Les enceintes des XVIe et XVIIe siècles[2]

Au cours des siècles l'enceinte médiévale, dont le tracée n'a pas bougeait, est renforcée. Lors du siège de 1573 par le Duc d'Anjou apparaît avec :

  • trois nouveaux bastions, un dans l'angle nord-ouest (bastion de l'Évangile), un autre devant la porte Neuve et un dernier au milieu de la courtine entre la tour et la porte Saint-Nicolas (bastion du Gabut)
  • un ouvrage à cornes couvrant la porte des deux Moulins
  • deux demi-bastions, l'un couvrant la porte de Cougnes, l'autre à Saint-Nicolas au niveau du canal de Maubec (bastion des Dames)
  • un ouvrage avancé couvrant la porte Saint-Nicolas
Plan lors du siège de 1627-1628 avec les fortifications protestantes et celles construites pour le blocus

En 1590 les Rochelais obtiennent du roi Henri IV l'autorisation d'ériger une nouvelle enceinte et d'y joindre la « prée Maubec ». Devenue place de sûreté protestante la ville va se fortifier, cette enceinte sera appelée « enceinte huguenote » ou « enceinte Henri IV ». Déjà en 1588 un ouvrage à cornes avait était construit devant la porte Saint-Nicolas. A l'ouest entre le bastion des deux Moulins et celui de l’Évangile une fausse braie est aménagée. Entre 1592 et 1612 le bastion de l'Évangile est renforcé et six nouveaux bastions sont bâties au nord et à l'est de la ville. Du nord-ouest au sud-est de la ville on retrouve alors les bastions dits des Grands-Lapins, des Petits-Lapins, de Cougnes, des Fonderies ou des Fours-à-chaux, de Maubec ou du Petit-Genève et de Saint-Nicolas. Dans cette nouvelle enceinte la nouvelle porte Maubec est construite en 1611 et la nouvelle porte de Cougnes en 1613. Et en 1622 la porte Neuve est renforcée. Les anciens près et marais de Maubec vont laisser place au nouveau quartier de « Villeneuve ».

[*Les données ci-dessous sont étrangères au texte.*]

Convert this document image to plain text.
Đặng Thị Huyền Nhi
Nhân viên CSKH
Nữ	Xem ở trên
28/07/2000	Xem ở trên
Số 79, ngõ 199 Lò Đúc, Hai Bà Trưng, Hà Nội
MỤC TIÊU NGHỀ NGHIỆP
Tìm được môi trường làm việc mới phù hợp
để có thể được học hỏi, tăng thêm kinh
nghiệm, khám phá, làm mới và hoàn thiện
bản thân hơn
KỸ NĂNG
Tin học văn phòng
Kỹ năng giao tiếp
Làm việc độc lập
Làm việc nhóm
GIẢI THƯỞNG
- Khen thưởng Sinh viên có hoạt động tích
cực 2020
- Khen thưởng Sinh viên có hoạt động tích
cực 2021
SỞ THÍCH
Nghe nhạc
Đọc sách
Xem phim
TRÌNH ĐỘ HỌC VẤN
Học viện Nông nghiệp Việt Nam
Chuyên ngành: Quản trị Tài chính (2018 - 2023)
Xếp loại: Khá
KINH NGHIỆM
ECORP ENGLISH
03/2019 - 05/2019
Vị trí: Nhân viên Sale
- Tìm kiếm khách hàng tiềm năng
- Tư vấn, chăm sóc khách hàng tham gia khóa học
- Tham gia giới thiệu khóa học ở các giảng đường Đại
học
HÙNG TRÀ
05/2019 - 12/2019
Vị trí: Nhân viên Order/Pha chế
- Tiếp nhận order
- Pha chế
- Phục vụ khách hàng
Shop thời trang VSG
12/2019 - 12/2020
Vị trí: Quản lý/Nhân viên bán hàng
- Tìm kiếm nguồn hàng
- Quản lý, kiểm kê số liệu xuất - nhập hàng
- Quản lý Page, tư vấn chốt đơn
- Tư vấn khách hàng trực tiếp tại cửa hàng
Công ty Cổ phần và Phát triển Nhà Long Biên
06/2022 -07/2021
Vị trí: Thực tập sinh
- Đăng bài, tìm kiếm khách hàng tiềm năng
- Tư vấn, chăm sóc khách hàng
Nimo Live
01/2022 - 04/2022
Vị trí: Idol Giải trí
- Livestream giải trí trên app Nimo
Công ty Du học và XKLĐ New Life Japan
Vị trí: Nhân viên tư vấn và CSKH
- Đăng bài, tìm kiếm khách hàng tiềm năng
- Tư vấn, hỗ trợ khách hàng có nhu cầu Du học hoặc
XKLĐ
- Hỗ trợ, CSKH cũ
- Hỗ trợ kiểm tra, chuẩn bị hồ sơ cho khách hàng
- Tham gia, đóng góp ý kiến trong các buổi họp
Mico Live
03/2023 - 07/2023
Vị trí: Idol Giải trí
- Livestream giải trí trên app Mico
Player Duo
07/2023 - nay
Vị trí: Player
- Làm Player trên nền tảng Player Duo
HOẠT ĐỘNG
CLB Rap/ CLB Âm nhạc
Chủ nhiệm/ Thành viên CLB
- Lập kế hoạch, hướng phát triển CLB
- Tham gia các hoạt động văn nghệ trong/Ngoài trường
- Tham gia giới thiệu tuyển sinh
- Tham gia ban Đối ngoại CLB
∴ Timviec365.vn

Dès 1620 le rapport entre les protestants et le pouvoir royal se dégrade. Déjà après 1621 et son échec devant Montauban le roi fait construire en 1622 à environ 800 mètres de la ville le fort Saint-Louis. Alors que les Anglais interviennent et que la situation dégénère Richelieu rassemble une armée, chasse les Anglais de l'île de Ré et mène le siège de la ville à partir d'octobre 1627. Richelieu enferme la ville en aménageant une ligne de contrevallation d'une vingtaine de forts encerclant la ville et pour fermer son accès à la mer il fit construire une digue de 1500 mètres de long. La digue reliée le fort du Port Neuf au fort de Marillac sur la pointe de Coureilles (actuelle pointe des Minimes). A cette époque des fortifications existent déjà sur la côte de Chef-de-Baie et de nouvelles sont construites. Le siège durent jusqu'au 28 octobre 1628 et le roi et le cardinal font leur entrée dans la ville le 1er novembre. Après le siège les fortifications sont rasées à l'exception des tours de la Lanterne, de la Chaîne, Saint-Nicolas et de Moureilles ainsi que le bastion du Gabut.

L'enceinte Ferry[3]

Plan de la ville et de l'enceinte Ferry en 1715.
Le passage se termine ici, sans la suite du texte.